Presidential hopeful Bernie Sanders campaigned for income equality outside and inside the U.S. Capitol building Wednesday, rallying striking workers in a park across the street from Congress and introducing a bill in the Senate to hike the federal minimum wage to $15 an hour.
“The current federal minimum wage is a starvation wage. It’s got to be raised to a living wage,” Sanders told a crowd mixed with federal contract workers, fast-food employees, and labor activists. “I think that if you work 40 hours a week, you have a right not to be living in poverty.”

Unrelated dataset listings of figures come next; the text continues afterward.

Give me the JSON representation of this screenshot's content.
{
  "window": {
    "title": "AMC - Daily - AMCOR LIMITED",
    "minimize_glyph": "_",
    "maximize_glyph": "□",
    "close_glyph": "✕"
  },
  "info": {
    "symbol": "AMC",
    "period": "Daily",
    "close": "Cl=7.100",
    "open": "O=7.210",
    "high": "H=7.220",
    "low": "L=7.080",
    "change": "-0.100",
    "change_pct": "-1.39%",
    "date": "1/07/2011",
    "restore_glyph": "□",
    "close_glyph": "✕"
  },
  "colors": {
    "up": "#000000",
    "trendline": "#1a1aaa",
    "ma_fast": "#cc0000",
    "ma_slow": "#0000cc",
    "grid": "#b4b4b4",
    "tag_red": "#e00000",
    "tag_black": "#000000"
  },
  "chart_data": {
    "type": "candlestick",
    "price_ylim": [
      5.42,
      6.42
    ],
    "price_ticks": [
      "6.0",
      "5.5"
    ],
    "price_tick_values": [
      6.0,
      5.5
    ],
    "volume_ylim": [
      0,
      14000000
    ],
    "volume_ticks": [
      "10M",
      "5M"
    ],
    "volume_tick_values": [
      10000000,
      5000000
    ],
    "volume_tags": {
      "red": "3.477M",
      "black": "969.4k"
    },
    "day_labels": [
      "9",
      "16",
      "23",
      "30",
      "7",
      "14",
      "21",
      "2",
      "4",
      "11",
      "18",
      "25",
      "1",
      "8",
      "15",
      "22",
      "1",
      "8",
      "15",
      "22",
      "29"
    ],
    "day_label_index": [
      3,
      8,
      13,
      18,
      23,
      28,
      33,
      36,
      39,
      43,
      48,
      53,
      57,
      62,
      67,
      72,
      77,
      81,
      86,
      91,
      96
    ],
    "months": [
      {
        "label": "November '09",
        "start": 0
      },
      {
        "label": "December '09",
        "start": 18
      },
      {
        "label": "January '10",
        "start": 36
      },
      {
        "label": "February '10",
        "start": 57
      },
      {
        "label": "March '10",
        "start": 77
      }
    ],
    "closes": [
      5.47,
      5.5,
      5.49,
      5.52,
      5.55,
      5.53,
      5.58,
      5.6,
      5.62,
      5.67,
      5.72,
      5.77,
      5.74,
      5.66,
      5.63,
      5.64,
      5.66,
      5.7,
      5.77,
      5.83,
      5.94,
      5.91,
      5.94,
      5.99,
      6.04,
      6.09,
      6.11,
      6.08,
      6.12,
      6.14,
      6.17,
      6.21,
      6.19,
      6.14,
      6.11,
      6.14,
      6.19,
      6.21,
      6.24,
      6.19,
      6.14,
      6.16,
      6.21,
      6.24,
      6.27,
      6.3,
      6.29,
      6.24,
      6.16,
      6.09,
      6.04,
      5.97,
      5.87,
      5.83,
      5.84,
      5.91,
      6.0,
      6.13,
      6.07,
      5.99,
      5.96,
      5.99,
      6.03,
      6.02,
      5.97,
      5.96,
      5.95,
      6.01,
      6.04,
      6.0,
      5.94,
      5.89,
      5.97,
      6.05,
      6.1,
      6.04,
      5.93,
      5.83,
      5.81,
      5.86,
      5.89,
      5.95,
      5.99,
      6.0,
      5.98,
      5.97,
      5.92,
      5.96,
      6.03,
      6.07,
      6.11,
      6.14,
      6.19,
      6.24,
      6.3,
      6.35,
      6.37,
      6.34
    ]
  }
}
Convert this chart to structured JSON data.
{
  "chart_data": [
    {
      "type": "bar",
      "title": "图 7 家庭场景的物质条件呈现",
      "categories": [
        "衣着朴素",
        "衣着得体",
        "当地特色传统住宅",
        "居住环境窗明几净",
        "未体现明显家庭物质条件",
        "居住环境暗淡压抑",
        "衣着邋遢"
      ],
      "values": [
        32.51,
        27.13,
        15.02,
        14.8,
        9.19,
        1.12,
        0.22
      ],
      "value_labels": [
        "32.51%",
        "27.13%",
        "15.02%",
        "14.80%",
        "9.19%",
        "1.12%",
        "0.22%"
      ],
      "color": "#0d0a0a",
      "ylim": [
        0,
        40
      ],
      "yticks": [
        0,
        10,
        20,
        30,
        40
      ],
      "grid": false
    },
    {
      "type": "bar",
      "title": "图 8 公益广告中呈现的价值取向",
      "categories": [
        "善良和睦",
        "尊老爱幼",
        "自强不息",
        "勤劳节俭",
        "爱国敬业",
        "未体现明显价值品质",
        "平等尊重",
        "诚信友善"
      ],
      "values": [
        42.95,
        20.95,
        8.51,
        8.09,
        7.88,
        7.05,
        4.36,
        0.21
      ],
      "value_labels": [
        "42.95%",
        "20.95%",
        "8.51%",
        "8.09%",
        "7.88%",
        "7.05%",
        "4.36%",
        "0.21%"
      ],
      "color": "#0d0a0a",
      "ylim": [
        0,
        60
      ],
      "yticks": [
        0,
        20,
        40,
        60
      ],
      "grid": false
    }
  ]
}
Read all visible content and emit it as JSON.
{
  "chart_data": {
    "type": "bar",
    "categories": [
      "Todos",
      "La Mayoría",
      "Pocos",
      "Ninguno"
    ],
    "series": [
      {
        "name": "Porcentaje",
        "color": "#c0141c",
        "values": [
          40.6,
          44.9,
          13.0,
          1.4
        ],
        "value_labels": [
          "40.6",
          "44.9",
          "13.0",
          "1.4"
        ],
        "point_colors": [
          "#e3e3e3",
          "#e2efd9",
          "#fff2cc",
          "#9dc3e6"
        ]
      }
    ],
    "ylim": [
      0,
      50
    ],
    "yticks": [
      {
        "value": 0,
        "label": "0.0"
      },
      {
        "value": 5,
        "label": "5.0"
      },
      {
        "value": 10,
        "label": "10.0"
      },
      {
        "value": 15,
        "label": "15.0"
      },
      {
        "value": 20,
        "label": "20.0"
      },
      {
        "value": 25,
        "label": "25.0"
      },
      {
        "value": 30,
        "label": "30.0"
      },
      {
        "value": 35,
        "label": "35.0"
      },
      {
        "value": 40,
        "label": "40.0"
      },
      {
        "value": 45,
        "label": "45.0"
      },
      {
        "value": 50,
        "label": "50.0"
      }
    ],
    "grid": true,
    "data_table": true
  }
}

The current federal minimum wage is $7.25 per hour. Sanders, a Vermont independent who’s seeking the Democratic presidential nomination, said it’s particularly appalling that the United States government is among the nation’s largest employers of low-wage workers.
“It’s a national disgrace that millions of full-time workers are living in poverty and millions more are forced to work two or three jobs just to pay their bills,” Sanders said. “In the year 2015, a job must lift workers out of poverty, not keep them in it.”
He urged President Barack Obama to sign an executive order “so that every federal contract worker in this country is paid a living wage, good benefits, and the right to join a union.”
Sanders is making income equality a centerpiece of his presidential campaign. He introduced a Senate bill Wednesday that would raise the minimum wage to $10 per hour by 2020 and close a loophole that he says allows employers to pay tipped workers as little as $2.13 per hour.
Reps. Keith Ellison, D-Minn., Raul Grijalva, D-Ariz., and Sheila Jackson Lee, D-Texas, introduced a similar measure in the House of Representatives. The prospects of the bills getting through a Republican-controlled House and Senate are slim.
Former Secretary of State Hillary Clinton, the Democratic presidential frontrunner, supports raising the minimum wage, but has declined to say what amount. Former Maryland Gov. Martin O’Malley supports a $15 minimum wage.
Clinton, responding to a BuzzFeed reporter’s question last week, said she supports “the local efforts that are going on that are making it possible for people working in certain localities to actually earn 15.”
She added: “I think part of the reason that the Congress and very strong Democratic supporters of increasing the minimum wage are trying to debate and determine what’s the national floor is because there are different economic environments. And what you can do in L.A. or in New York may not work in other places.”
McClatchy’s Anita Kumar contributed to this report.